Agar tidak palsu, atau agar dapat disebut ideologi (dibaca: pandangan dunia), Habermas mengatakan ideologi sebagai sebuah kesadaran harus diberi sifat fungsionalnya, yakni dalam rangka mendukung, menstabilkan, atau melegitimasi macam-macam institusi atau praktik sosial tertentu. Implikasinya, boleh saja institusi atau praktik sosial itu dikritik, atau bahkan dicela, agar kesadaran palsu itu tidak lagi terwujud. Yang ketiga, perspektif positif yakni mereka yang memercayai bahwa ideologi haruslah dibentuk atau dikonstruksi, sehubungan dengan tuntutan eksistensial manusia perihal hidupnya di dunia dalam rangka meraih “kebenaran”, “kebaikan”, dan “keindahan”. Mengingat tuntutan eksistensial tersebut tidak sepenuhnya dapat “dijawab” oleh kebudayaan mereka, menjadi logis bila mereka membutuhkan ideologi. Dengan demikian, suatu kebudayaan dalam konteks ini tidak serta-merta dapat dikatakan sebagai fakta yang sudah hadir pada dirinya sendiri, atau sudah tersedia begitu saja, sebab jangan-jangan itu adalah hasil konstruksi.

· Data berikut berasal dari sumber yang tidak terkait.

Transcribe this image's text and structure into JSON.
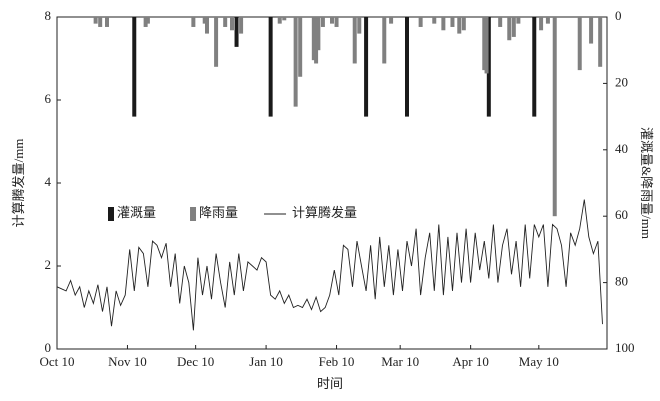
{
  "chart_data": {
    "type": "combo",
    "x_label": "时间",
    "y_label": "计算腾发量/mm",
    "y2_label": "灌溉量&降雨量/mm",
    "xlim": [
      0,
      242
    ],
    "xticks": [
      {
        "value": 0,
        "label": "Oct 10"
      },
      {
        "value": 31,
        "label": "Nov 10"
      },
      {
        "value": 61,
        "label": "Dec 10"
      },
      {
        "value": 92,
        "label": "Jan 10"
      },
      {
        "value": 123,
        "label": "Feb 10"
      },
      {
        "value": 151,
        "label": "Mar 10"
      },
      {
        "value": 182,
        "label": "Apr 10"
      },
      {
        "value": 212,
        "label": "May 10"
      }
    ],
    "ylim": [
      0,
      8
    ],
    "yticks": [
      0,
      2,
      4,
      6,
      8
    ],
    "y2lim": [
      0,
      100
    ],
    "y2ticks": [
      0,
      20,
      40,
      60,
      80,
      100
    ],
    "y2_inverted": true,
    "series": [
      {
        "name": "灌溉量",
        "type": "bar",
        "axis": "y2",
        "color": "#1a1a1a",
        "x": [
          34,
          79,
          94,
          136,
          154,
          190,
          210
        ],
        "values": [
          30,
          9,
          30,
          30,
          30,
          30,
          30
        ]
      },
      {
        "name": "降雨量",
        "type": "bar",
        "axis": "y2",
        "color": "#808080",
        "x": [
          17,
          19,
          22,
          39,
          40,
          60,
          65,
          66,
          70,
          74,
          77,
          81,
          98,
          100,
          105,
          107,
          113,
          114,
          115,
          117,
          121,
          123,
          131,
          133,
          144,
          147,
          160,
          166,
          170,
          174,
          177,
          179,
          188,
          189,
          195,
          199,
          201,
          203,
          213,
          216,
          219,
          230,
          235,
          239
        ],
        "values": [
          2,
          3,
          3,
          3,
          2,
          3,
          2,
          5,
          15,
          3,
          4,
          5,
          2,
          1,
          27,
          18,
          13,
          14,
          10,
          3,
          2,
          3,
          14,
          5,
          14,
          2,
          3,
          2,
          4,
          3,
          5,
          4,
          16,
          17,
          3,
          7,
          6,
          2,
          4,
          2,
          60,
          16,
          8,
          15
        ]
      },
      {
        "name": "计算腾发量",
        "type": "line",
        "axis": "y",
        "color": "#222222",
        "x": [
          0,
          2,
          4,
          6,
          8,
          10,
          12,
          14,
          16,
          18,
          20,
          22,
          24,
          26,
          28,
          30,
          32,
          34,
          36,
          38,
          40,
          42,
          44,
          46,
          48,
          50,
          52,
          54,
          56,
          58,
          60,
          62,
          64,
          66,
          68,
          70,
          72,
          74,
          76,
          78,
          80,
          82,
          84,
          86,
          88,
          90,
          92,
          94,
          96,
          98,
          100,
          102,
          104,
          106,
          108,
          110,
          112,
          114,
          116,
          118,
          120,
          122,
          124,
          126,
          128,
          130,
          132,
          134,
          136,
          138,
          140,
          142,
          144,
          146,
          148,
          150,
          152,
          154,
          156,
          158,
          160,
          162,
          164,
          166,
          168,
          170,
          172,
          174,
          176,
          178,
          180,
          182,
          184,
          186,
          188,
          190,
          192,
          194,
          196,
          198,
          200,
          202,
          204,
          206,
          208,
          210,
          212,
          214,
          216,
          218,
          220,
          222,
          224,
          226,
          228,
          230,
          232,
          234,
          236,
          238,
          240
        ],
        "values": [
          1.5,
          1.45,
          1.4,
          1.65,
          1.3,
          1.5,
          1.0,
          1.4,
          1.1,
          1.55,
          0.9,
          1.5,
          0.55,
          1.4,
          1.05,
          1.3,
          2.4,
          1.4,
          2.45,
          2.3,
          1.5,
          2.6,
          2.5,
          2.2,
          2.55,
          1.5,
          2.3,
          1.1,
          2.0,
          1.6,
          0.45,
          2.2,
          1.3,
          2.0,
          1.2,
          2.3,
          1.6,
          1.0,
          2.1,
          1.3,
          2.3,
          1.4,
          2.1,
          2.0,
          1.9,
          2.2,
          2.1,
          1.3,
          1.2,
          1.4,
          1.1,
          1.3,
          1.0,
          1.05,
          1.0,
          1.2,
          0.95,
          1.25,
          0.9,
          1.0,
          1.3,
          1.9,
          1.3,
          2.5,
          2.4,
          1.5,
          2.6,
          2.0,
          1.4,
          2.5,
          1.2,
          2.7,
          1.5,
          2.5,
          1.3,
          2.4,
          1.4,
          2.6,
          2.0,
          2.9,
          1.3,
          2.2,
          2.8,
          1.4,
          3.0,
          1.3,
          2.7,
          1.4,
          2.8,
          1.6,
          2.9,
          1.6,
          2.8,
          1.9,
          2.6,
          1.7,
          3.0,
          1.6,
          2.5,
          2.9,
          1.8,
          2.6,
          1.5,
          3.0,
          1.7,
          3.0,
          2.7,
          3.0,
          1.5,
          3.0,
          2.9,
          2.5,
          1.5,
          2.8,
          2.5,
          2.9,
          3.6,
          2.7,
          2.3,
          2.6,
          0.6
        ]
      }
    ]
  }
}
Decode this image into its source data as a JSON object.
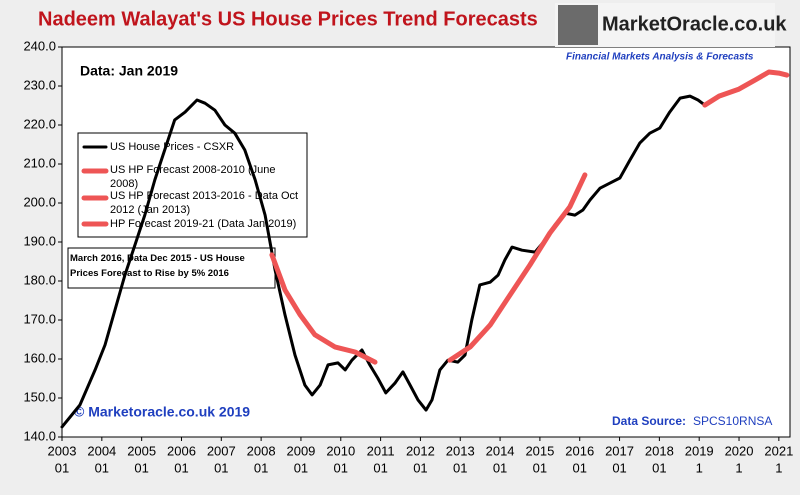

Dari hal di atas, mungkin kita dapat melihat Pancasila melalui ketiga perspektif tersebut. Pasalnya, bukankah secara deskriptif-antropologis kita sudah lama mengakui Pancasila sebagai ideologi kebangsaan, namun terkadang kita lupa bahwa Pancasila hidup berdampingan dengan ideologi-ideologi individu. Dari sudut peyoratif-fungsional, kita juga sempat merasakan bagaimana Pancasila pernah dijadikan alat kekuasaan terkait dengan tuntutan legitimasi rezim yang berkuasa, sehingga sebagai kesadaran ideologi Pancasila ketika itu berubah menjadi kesadaran palsu yang tidak berkorelasi dengan segi-segi empiriknya. Itu sebabnya, melihat sifat positifnya yang selama ini terbuka pada proses perkembangan/kemajuan kehidupan, agak sulit diterima akal jika ada yang berpendapat bahwa Pancasila adalah “barang antik yang mesti digosok lagi supaya berkilap”. Pendapat semacam ini mempertontonkan betapa pihak yang berpendapat itu tidak memahami nilai-nilai Pancasila. Alias, tidak memahami “diri-pribadinya” sendiri.
Dari sudut empirik, ideologi Pancasila berisikan sekumpulan nilai yang diangkat dari prinsip-prinsip nilai yang hidup dan berkembang dalam masyarakat kita, yakni nilai-nilai religius, adat-istiadat, kebudayaan, dan kenegaraan. Sekumpulan nilai ini dapat disebut dalam istilah nilai kearifan, yakni konsep tentang penghargaan warga masyarakat terhadap hal-hal atau sifat-sifat yang bermanfaat dan penting bagi manusia sehubungan dengan kepandaiannya menggunakan akal budi dan pengalaman. Itu sebabnya, Pancasila bukanlah ideologi kebangsaan yang harus kita sangsikan. Itu pula sebabnya, hemat saya, agak aneh jika ada yang mengategorikan Pancasila ke dalam salah satu pilar negara (di sisi UUD 1945, NKRI, dan Bhinneka Tunggal Ika). Pasalnya, nilai kearifan tentu tidak sekategori dengan wujud bernegara. Andai hendak diibaratkan, nasi (hakikat) tentu tidak dapat dianggap sekategori dengan produk-produk olahannya, seperti lontong, nasi goreng, atau nasi uduk (praksis-kontekstual).
Mengategorikan Pancasila dengan ketiga “produk olahannya” (UUD 1945, NKRI, dan visi Bhinneka Tunggal Ika) dengan semena-mena, selain membuktikan sudah terjadi keliru epistemologi, juga membuat Pancasila dipahami hanya melalui kacamata moral belaka. Sudah saya garis bawahi, pada hakikatnya Pancasila adalah sistem pengetahuan bagi kita dalam berbangsa dan bernegara. Inilah yang disebut harga mati, bukan lainnya.